Though former president of America, Barack Obama, did not mention anyone by name this weekend when he attacked officials’ response to coronavirus, saying the pandemic showed many “aren’t even pretending to be in charge” he made his sharpest intervention so far in the White House race.
“More than anything, this pandemic has fully, finally torn back the curtain on the idea that so many of the folks in charge know what they’re doing,” he suggested.
Two assertions in Ireland this weekend tear back curtains too. They challenge principles long thought beyond question and confront the still-failing efforts to resolve our dangerous, divisive housing crisis and inadequate bed capacity in hospitals. These issues have long marked an ideological stasis at the root of too much inequity and stress.
The suggestions may not resolve those difficulties but go a long way to showing how that might be done. That the first suggestions might not have got attention, or that the second might not have been made but for the pandemic, is revealing.
Kieran McQuinn, an Economic and Social Research Institute (ESRI) research professor warns that the “roller coaster” of house price slumps and surges must be stopped by “aggressive” measures.

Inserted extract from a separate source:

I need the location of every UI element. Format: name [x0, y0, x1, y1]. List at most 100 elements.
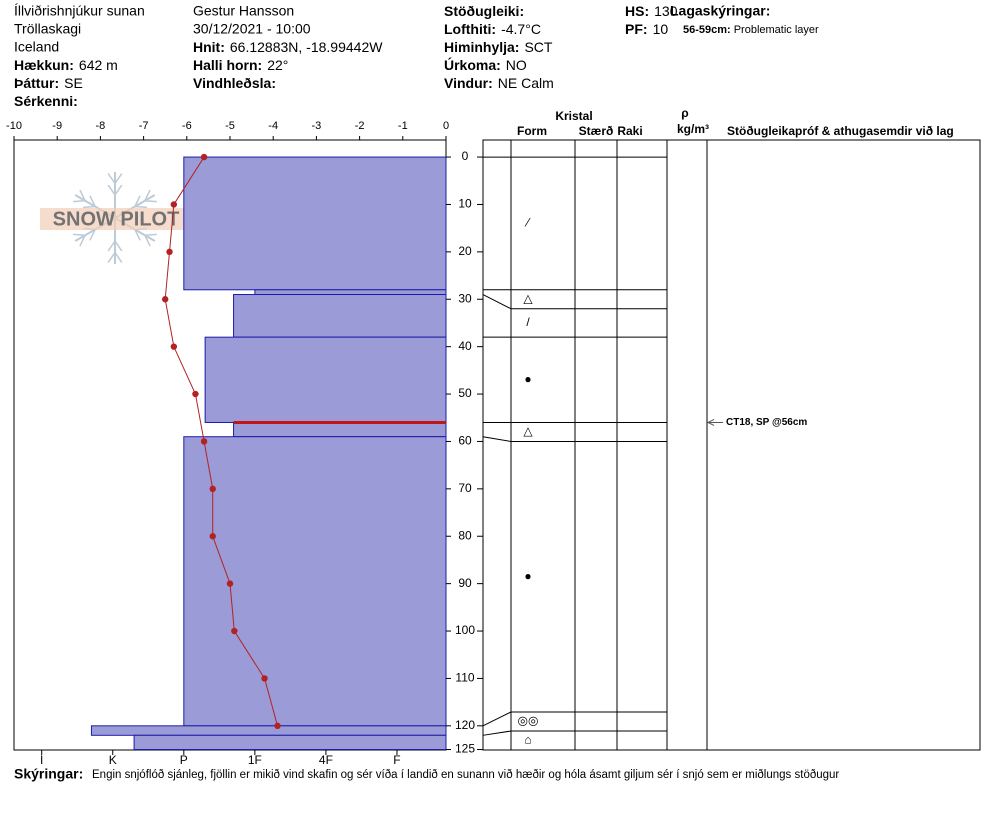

He also points out that house prices are too high compared to peer societies. He deals with the out-of-kilter cost of building a house and refers to an earlier suggestion that land/site tax be used to curb speculation.
McQuinn’s comments came as KBC Bank predicted house prices will fall 12% this year but rise 8% next year. No other European country where KBC operates experiences this merry-go-round. Soaring unemployment figures and uncertainty around the borrowing capacity of those trying to buy homes will feed the housing shortage.
Experience and McQuinn’s analysis suggest that something far beyond the usual tweaking is needed to fix this festering crisis.
That understanding also informs the possibility that the Government may buy and nationalise private hospitals to increase public bed capacity.
The Government is committed to increasing bed numbers and may buy private facilities rather than build new ones. That prospect comes as tensions between private hospitals, consultants, and the Government over the €115m a month pandemic deal show little sign of abating.
Health Minister Simon Harris and his officials are said to be warm about the idea of buying for-profit hospitals for elective and non-urgent public procedures. The example of the NHS Golden Jubilee facility in Glasgow was offered. It was, until 10 years ago, a private facility but was taken over by the state and has operated successfully since.
Private hospitals may be tempted by this option as floundering efforts to establish a universal health system have been rebooted by today’s crisis.
It might be too sceptical to suggest that private hospitals see the writing on the wall but that this proposal is even being considered marks a change.
Housing and health service provision, or their absence, are fundamental issues in the wellbeing and happiness of everyone in this society, so maybe it’s time to adopt Barack Obama’s iconic campaign slogan: Yes, we can.